Sony Corp. invited journalists to an evening press event in New York City. The company has not said what it plans to show off, but signs indicate that it'll be the PlayStation 4. Sony would only say that it "will deliver and speak about the future PlayStation business."
Such a console would follow Nintendo's Wii U, which launched last fall, and precede Microsoft Corp.'s next Xbox game console, which will likely be unveiled in June at the E3 video game conference in Los Angeles.
Wedbush analyst Michael Pachter said it's a "super smart" move for Sony to pre-empt Microsoft. This way, the PlayStation 4 will get the spotlight without much competition.
The currently available PlayStation 3 went on sale in 2006, a year after the Xbox 360. But Xbox 360 has been more popular, largely because of its robust online service, Xbox Live, which allows people to play games with others online. The Wii is still the top seller among the three consoles, though it has lost momentum in recent years.
The Wii U was the first of the newest generation of video game consoles to launch, but sales so far have been disappointing. Nintendo Co.'s president, Satoru Iwata, acknowledged recently that the Wii U and the handheld Nintendo 3Ds didn't do well over the holidays, but he ruled out a price cut for the new console.

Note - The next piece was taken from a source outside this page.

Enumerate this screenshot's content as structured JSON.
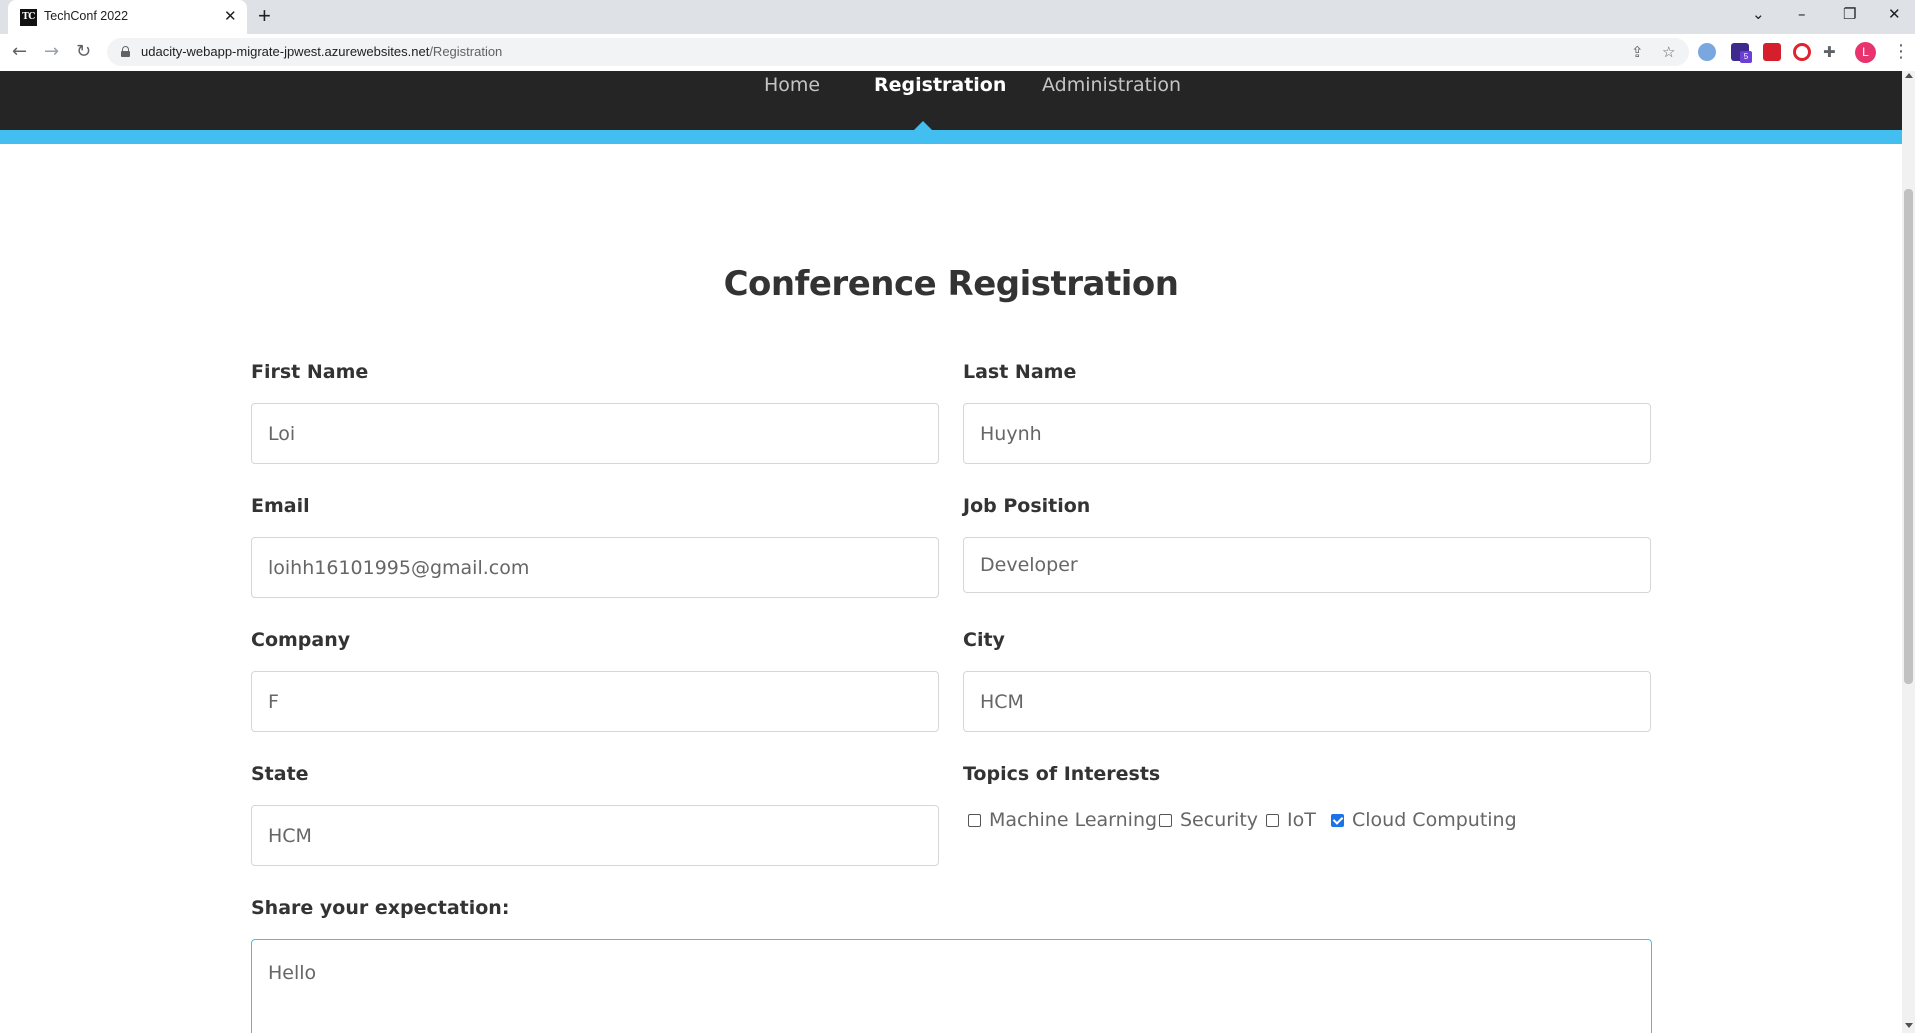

All three console makers are trying to position their devices as entertainment hubs that go beyond games as they try to stay relevant in the age of smartphones and tablet computers. Such hubs can deliver TV shows, movies and music. The Wii U has a TV-watching feature called TVii. With it, the console's touch-screen GamePad controller becomes a remote control for your TV and set-top box. TVii groups your favourite shows and sports events together, whether it's on live TV or an Internet video service such as Hulu Plus. And it offers water-cooler moments you can chat about on social media.